A sign said: "Mark Twain and Andrew Jackson used to drink here" but after my second gin and tonic, I could only imagine Mark Twain and Samuel Jackson drinking together, Mark saying "You know what they call a Big Mac upriver? Royale with Cheese." Every time I ordered one gin and tonic they brought me two, such were the dynamics of happy hour. At the end of my fifth, with a blind blues man singing "Mastercharge" and occasionally running his hand past the face of his Braille Rolex, with his raspy voice and three piece band, I drowned in sweat, gin, and humidity. I saw only a tray with drinks from the extended limbs of pretty waitresses, I took each one offered and eventually lost count. For the first time in days, poor Jen and her .38 revolver let my psyche rest.

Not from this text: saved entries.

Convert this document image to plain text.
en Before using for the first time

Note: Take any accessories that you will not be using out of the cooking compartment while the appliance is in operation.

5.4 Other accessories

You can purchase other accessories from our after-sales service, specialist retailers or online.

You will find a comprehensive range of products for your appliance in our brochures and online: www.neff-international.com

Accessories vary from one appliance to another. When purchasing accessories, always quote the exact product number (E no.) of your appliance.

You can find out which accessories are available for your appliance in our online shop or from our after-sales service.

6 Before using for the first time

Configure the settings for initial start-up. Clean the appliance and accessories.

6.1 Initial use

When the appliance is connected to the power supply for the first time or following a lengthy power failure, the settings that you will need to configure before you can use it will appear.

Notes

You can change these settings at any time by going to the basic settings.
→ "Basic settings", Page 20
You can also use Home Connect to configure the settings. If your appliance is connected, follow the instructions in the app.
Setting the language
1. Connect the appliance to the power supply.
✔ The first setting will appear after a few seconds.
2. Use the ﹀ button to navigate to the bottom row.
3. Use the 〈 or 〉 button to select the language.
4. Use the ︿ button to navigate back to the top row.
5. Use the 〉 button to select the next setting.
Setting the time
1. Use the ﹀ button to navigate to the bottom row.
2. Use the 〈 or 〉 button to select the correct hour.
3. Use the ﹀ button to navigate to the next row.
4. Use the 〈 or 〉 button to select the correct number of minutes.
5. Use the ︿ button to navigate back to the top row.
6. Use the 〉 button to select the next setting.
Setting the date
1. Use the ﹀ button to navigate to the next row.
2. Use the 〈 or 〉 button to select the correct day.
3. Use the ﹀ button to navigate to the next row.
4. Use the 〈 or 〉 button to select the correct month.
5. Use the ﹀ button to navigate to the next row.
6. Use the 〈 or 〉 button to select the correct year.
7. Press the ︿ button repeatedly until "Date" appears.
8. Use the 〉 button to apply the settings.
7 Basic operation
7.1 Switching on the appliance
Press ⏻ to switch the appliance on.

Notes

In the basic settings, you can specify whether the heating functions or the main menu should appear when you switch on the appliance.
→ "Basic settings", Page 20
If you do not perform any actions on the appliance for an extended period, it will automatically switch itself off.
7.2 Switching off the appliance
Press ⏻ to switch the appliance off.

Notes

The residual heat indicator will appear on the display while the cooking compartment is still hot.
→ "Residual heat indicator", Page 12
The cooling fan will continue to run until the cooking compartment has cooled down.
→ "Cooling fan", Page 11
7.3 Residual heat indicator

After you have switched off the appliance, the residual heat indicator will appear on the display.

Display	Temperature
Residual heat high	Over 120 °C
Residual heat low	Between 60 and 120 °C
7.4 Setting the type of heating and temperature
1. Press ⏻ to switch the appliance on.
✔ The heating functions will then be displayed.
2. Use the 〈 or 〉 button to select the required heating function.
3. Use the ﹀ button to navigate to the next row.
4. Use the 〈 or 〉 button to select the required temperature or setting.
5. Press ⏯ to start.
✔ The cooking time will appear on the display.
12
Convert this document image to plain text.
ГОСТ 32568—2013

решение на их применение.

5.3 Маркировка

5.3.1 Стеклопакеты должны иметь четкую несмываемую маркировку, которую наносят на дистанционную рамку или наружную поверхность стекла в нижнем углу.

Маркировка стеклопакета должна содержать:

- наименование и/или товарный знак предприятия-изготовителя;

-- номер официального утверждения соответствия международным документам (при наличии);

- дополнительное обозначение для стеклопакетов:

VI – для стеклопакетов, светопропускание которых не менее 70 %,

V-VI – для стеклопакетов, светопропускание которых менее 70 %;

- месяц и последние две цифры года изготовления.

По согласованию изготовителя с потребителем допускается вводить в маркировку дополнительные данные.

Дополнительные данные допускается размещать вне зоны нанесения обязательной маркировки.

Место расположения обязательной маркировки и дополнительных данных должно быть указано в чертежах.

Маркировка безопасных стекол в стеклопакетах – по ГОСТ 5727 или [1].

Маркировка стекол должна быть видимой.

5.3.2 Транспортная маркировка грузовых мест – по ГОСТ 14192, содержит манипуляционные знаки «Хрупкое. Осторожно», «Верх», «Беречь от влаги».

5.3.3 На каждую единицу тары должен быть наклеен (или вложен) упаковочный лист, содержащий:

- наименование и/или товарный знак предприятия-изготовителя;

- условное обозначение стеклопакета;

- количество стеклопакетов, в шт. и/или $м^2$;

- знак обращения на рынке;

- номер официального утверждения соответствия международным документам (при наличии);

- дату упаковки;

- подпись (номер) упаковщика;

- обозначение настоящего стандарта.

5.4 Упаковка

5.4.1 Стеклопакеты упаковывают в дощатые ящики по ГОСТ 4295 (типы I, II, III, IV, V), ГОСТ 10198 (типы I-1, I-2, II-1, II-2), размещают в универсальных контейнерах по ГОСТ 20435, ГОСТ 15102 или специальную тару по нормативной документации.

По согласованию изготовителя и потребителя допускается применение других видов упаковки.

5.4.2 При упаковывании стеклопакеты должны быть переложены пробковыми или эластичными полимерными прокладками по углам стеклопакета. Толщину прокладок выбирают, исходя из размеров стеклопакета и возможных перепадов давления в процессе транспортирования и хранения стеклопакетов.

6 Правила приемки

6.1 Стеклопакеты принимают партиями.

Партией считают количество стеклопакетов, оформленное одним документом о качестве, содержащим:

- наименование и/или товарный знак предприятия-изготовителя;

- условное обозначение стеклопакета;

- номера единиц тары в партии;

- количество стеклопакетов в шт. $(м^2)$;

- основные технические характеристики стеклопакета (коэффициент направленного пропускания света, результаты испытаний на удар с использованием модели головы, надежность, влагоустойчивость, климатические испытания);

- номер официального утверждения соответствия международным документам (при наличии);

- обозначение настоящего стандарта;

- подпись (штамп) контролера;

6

That's when I really noticed Kristen's bright blue eyes and the casual way in which she downed drink after drink without showing the effects, how her hair stayed perfect, bouncing above her shoulders while mine was matted flat against my skull, how her skin retained that ruddy tone, while mine had gone pale hours ago. I thought how nice it would be to take her to the banks of the Mississippi river and make slow love to her as a cool breeze penetrated the thick atmosphere and I leaned towards her, to whisper something romantic, but rather knocked her drink into her lap and watched a piece of ice slide down her shoulder, into her shirt.

She accepted my repeated apologies and led me home, out of the sweaty bar where the blind man kept crooning, up Bourbon Street and through the air conditioned lobby, up twenty-three floors and into our room, where she put me to bed with a gentle kiss.